By 'approved certification', they mean approved LC and not approved I-140. In your case, you directly applied for I-140 with the original beneficiary LC. This kind of filing is different from the one where the employer had filed an LC but before it gets approved he asks for beneficiary substitution by an amended filing. This happened for BEC cases.

In your case, you are way past all that and it would not affect you at all.
 
Thanks catch_22_4_GC,

But the following still is very confusing....
"...the following subsititutions which have been approved prior to the final rule's effective date may or may not be affected:......
.....
cases for which the employer had requested to amend ETA 750 and such such amendment got approved before March 28th, 2005......
......
cases where emloyer filed I-140 petition for the substituting beneficiary which has been approved prior to the final rule's effective date..."


Now I remember fillling in ETA 750 Form when filing for I-485/I-140 - I do not know whether it was approved before March 28th 2005 or not??

Also what is the final rule's effective date?? Is it March 28th 2005 or would it be Aptil 14 2006 when the "Final Rule" gets published??

Please suggest....

Thanks
 
You had I140 approved already.

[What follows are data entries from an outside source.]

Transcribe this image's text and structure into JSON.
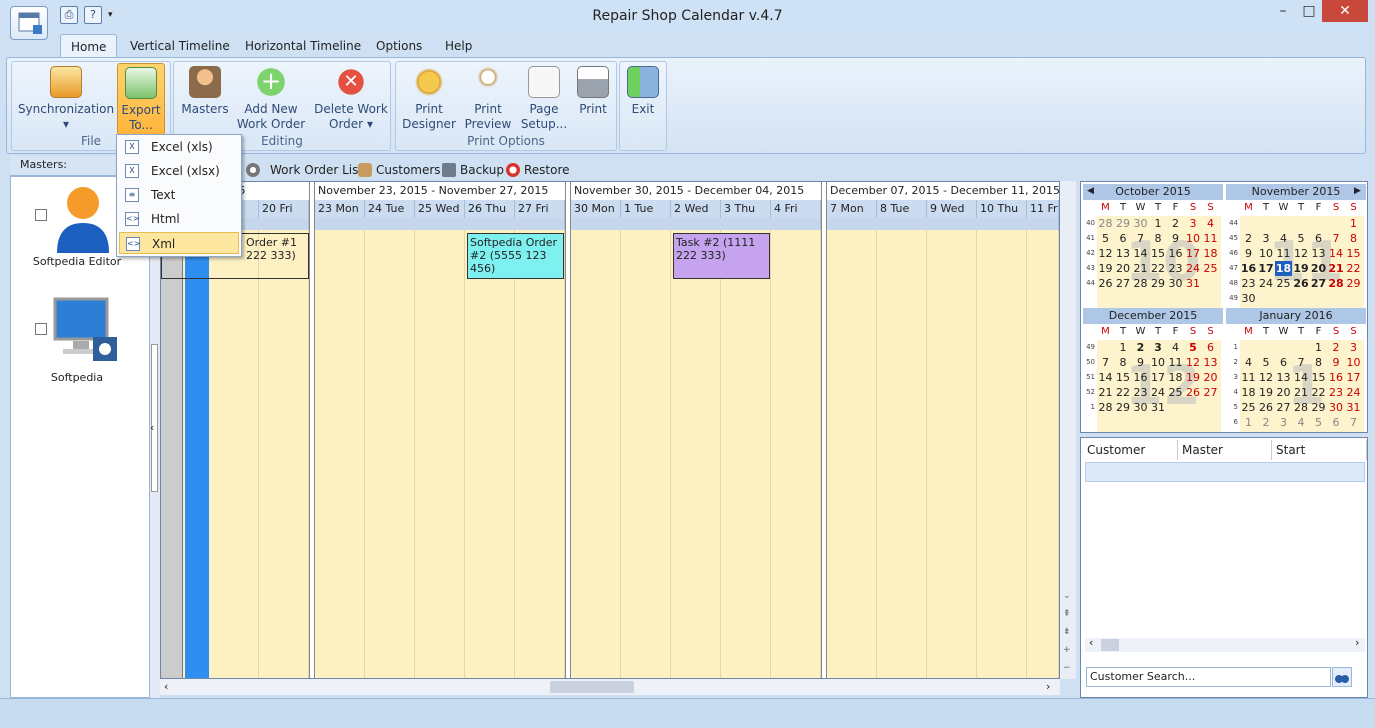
{
  "app": {
    "title": "Repair Shop Calendar v.4.7"
  },
  "tabs": [
    "Home",
    "Vertical Timeline",
    "Horizontal Timeline",
    "Options",
    "Help"
  ],
  "ribbon": {
    "file": {
      "label": "File",
      "sync": "Synchronization",
      "export1": "Export",
      "export2": "To..."
    },
    "editing": {
      "label": "Editing",
      "masters": "Masters",
      "add1": "Add New",
      "add2": "Work Order",
      "del1": "Delete Work",
      "del2": "Order"
    },
    "print": {
      "label": "Print Options",
      "designer1": "Print",
      "designer2": "Designer",
      "preview1": "Print",
      "preview2": "Preview",
      "setup1": "Page",
      "setup2": "Setup...",
      "print": "Print"
    },
    "exit": "Exit"
  },
  "export_menu": [
    "Excel (xls)",
    "Excel (xlsx)",
    "Text",
    "Html",
    "Xml"
  ],
  "masters": {
    "title": "Masters:",
    "items": [
      {
        "name": "Softpedia Editor"
      },
      {
        "name": "Softpedia"
      }
    ]
  },
  "toolbar": {
    "work_order_list": "Work Order List",
    "customers": "Customers",
    "backup": "Backup",
    "restore": "Restore"
  },
  "grid": {
    "weeks": [
      {
        "title": "mber 20, 2015",
        "days": [
          "",
          "20 Fri"
        ]
      },
      {
        "title": "November 23, 2015 - November 27, 2015",
        "days": [
          "23 Mon",
          "24 Tue",
          "25 Wed",
          "26 Thu",
          "27 Fri"
        ]
      },
      {
        "title": "November 30, 2015 - December 04, 2015",
        "days": [
          "30 Mon",
          "1 Tue",
          "2 Wed",
          "3 Thu",
          "4 Fri"
        ]
      },
      {
        "title": "December 07, 2015 - December 11, 2015",
        "days": [
          "7 Mon",
          "8 Tue",
          "9 Wed",
          "10 Thu",
          "11 Fri"
        ]
      }
    ],
    "appointments": [
      {
        "text": "Order #1\n222 333)",
        "color": "#fb8c7c"
      },
      {
        "text": "Softpedia Order #2 (5555 123 456)",
        "color": "#7ff0f0"
      },
      {
        "text": "Task #2 (1111 222 333)",
        "color": "#c5a3ef"
      }
    ]
  },
  "calendars": {
    "dow": [
      "M",
      "T",
      "W",
      "T",
      "F",
      "S",
      "S"
    ],
    "months": [
      {
        "title": "October 2015",
        "watermark": "10",
        "weeks": [
          "40",
          "41",
          "42",
          "43",
          "44"
        ],
        "rows": [
          [
            "28",
            "29",
            "30",
            "1",
            "2",
            "3",
            "4"
          ],
          [
            "5",
            "6",
            "7",
            "8",
            "9",
            "10",
            "11"
          ],
          [
            "12",
            "13",
            "14",
            "15",
            "16",
            "17",
            "18"
          ],
          [
            "19",
            "20",
            "21",
            "22",
            "23",
            "24",
            "25"
          ],
          [
            "26",
            "27",
            "28",
            "29",
            "30",
            "31",
            ""
          ]
        ]
      },
      {
        "title": "November 2015",
        "watermark": "11",
        "weeks": [
          "44",
          "45",
          "46",
          "47",
          "48",
          "49"
        ],
        "rows": [
          [
            "",
            "",
            "",
            "",
            "",
            "",
            "1"
          ],
          [
            "2",
            "3",
            "4",
            "5",
            "6",
            "7",
            "8"
          ],
          [
            "9",
            "10",
            "11",
            "12",
            "13",
            "14",
            "15"
          ],
          [
            "16",
            "17",
            "18",
            "19",
            "20",
            "21",
            "22"
          ],
          [
            "23",
            "24",
            "25",
            "26",
            "27",
            "28",
            "29"
          ],
          [
            "30",
            "",
            "",
            "",
            "",
            "",
            ""
          ]
        ]
      },
      {
        "title": "December 2015",
        "watermark": "12",
        "weeks": [
          "49",
          "50",
          "51",
          "52",
          "1"
        ],
        "rows": [
          [
            "",
            "1",
            "2",
            "3",
            "4",
            "5",
            "6"
          ],
          [
            "7",
            "8",
            "9",
            "10",
            "11",
            "12",
            "13"
          ],
          [
            "14",
            "15",
            "16",
            "17",
            "18",
            "19",
            "20"
          ],
          [
            "21",
            "22",
            "23",
            "24",
            "25",
            "26",
            "27"
          ],
          [
            "28",
            "29",
            "30",
            "31",
            "",
            "",
            ""
          ]
        ]
      },
      {
        "title": "January 2016",
        "watermark": "1",
        "weeks": [
          "1",
          "2",
          "3",
          "4",
          "5",
          "6"
        ],
        "rows": [
          [
            "",
            "",
            "",
            "",
            "1",
            "2",
            "3"
          ],
          [
            "4",
            "5",
            "6",
            "7",
            "8",
            "9",
            "10"
          ],
          [
            "11",
            "12",
            "13",
            "14",
            "15",
            "16",
            "17"
          ],
          [
            "18",
            "19",
            "20",
            "21",
            "22",
            "23",
            "24"
          ],
          [
            "25",
            "26",
            "27",
            "28",
            "29",
            "30",
            "31"
          ],
          [
            "1",
            "2",
            "3",
            "4",
            "5",
            "6",
            "7"
          ]
        ]
      }
    ]
  },
  "customers": {
    "columns": [
      "Customer",
      "Master",
      "Start"
    ],
    "search_placeholder": "Customer Search..."
  },
  "colors": {
    "accent": "#ffb53d",
    "selected_day": "#1f5fbf",
    "weekend": "#cc0000",
    "grid_bg": "#fdf0c3"
  }
}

Then you become a lucky one. You have nothing to worry about. That's all.
 
Basically it's saying that this would apply to PERM and non PERM labor cases. Remember march 28th 2005 is the PERM implementation date so it's saying it will apply to both the cases. I dont think we have to worrie abut it. Mine is also labor subsitution.


Aakash28 said:
Thanks catch_22_4_GC,

But the following still is very confusing....
"...the following subsititutions which have been approved prior to the final rule's effective date may or may not be affected:......
.....
cases for which the employer had requested to amend ETA 750 and such such amendment got approved before March 28th, 2005......
......
cases where emloyer filed I-140 petition for the substituting beneficiary which has been approved prior to the final rule's effective date..."

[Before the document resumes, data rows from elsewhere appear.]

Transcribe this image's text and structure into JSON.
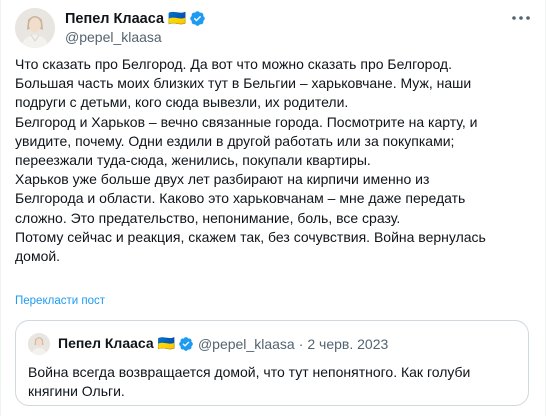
{
  "author": {
    "display_name": "Пепел Клааса 🇺🇦",
    "handle": "@pepel_klaasa",
    "verified": true,
    "avatar_icon": "profile-photo"
  },
  "tweet": {
    "lines": [
      "Что сказать про Белгород. Да вот что можно сказать про Белгород.",
      "Большая часть моих близких тут в Бельгии – харьковчане. Муж, наши",
      "подруги с детьми, кого сюда вывезли, их родители.",
      "Белгород и Харьков – вечно связанные города. Посмотрите на карту, и",
      "увидите, почему. Одни ездили в другой работать или за покупками;",
      "переезжали туда-сюда, женились, покупали квартиры.",
      "Харьков уже больше двух лет разбирают на кирпичи именно из",
      "Белгорода и области. Каково это харьковчанам – мне даже передать",
      "сложно. Это предательство, непонимание, боль, все сразу.",
      "Потому сейчас и реакция, скажем так, без сочувствия. Война вернулась",
      "домой."
    ],
    "translate_label": "Перекласти пост"
  },
  "quoted": {
    "display_name": "Пепел Клааса 🇺🇦",
    "handle": "@pepel_klaasa",
    "separator": "·",
    "date": "2 черв. 2023",
    "lines": [
      "Война всегда возвращается домой, что тут непонятного. Как голуби",
      "княгини Ольги."
    ]
  },
  "colors": {
    "accent": "#1d9bf0",
    "text": "#0f1419",
    "secondary": "#536471",
    "border": "#cfd9de"
  }
}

Now I remember fillling in ETA 750 Form when filing for I-485/I-140 - I do not know whether it was approved before March 28th 2005 or not??

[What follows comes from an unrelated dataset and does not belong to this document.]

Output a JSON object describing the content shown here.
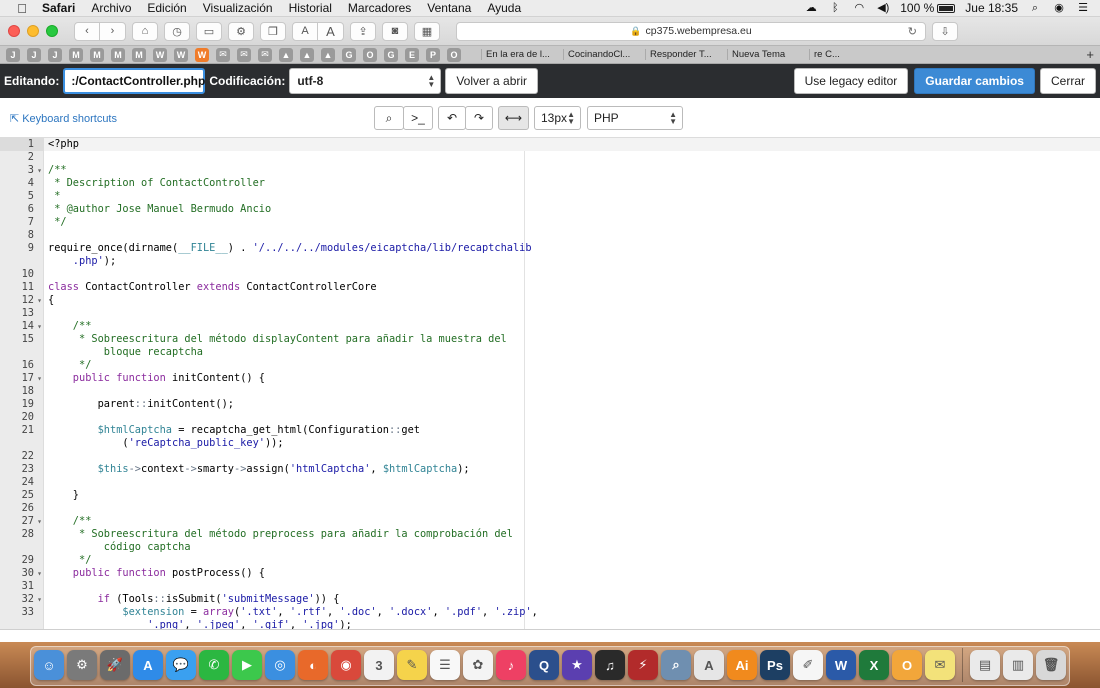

Also what is the final rule's effective date?? Is it March 28th 2005 or would it be Aptil 14 2006 when the "Final Rule" gets published??

Please suggest....

Thanks
 
This is the best thing that could happen to all immigrants. employer can no longer substitute labors. However they still can revoke I-140 but not use the underlying LC for substitution. Only Sick employers will do that now.
 
Not exactly right. If you have an approved I140 and your I485 has passed 180 days, your I140 is unlikely revoked. But, it is right. The employer may have no way to sell the LC as “substitute.”
 
This proposed rule comes from DOL only, not previously joint proposal from DOL and USCIS. It is still too early to tell how USCIS treats those sub-LC I-140 cases. I wonder why USCIS is not in this picture.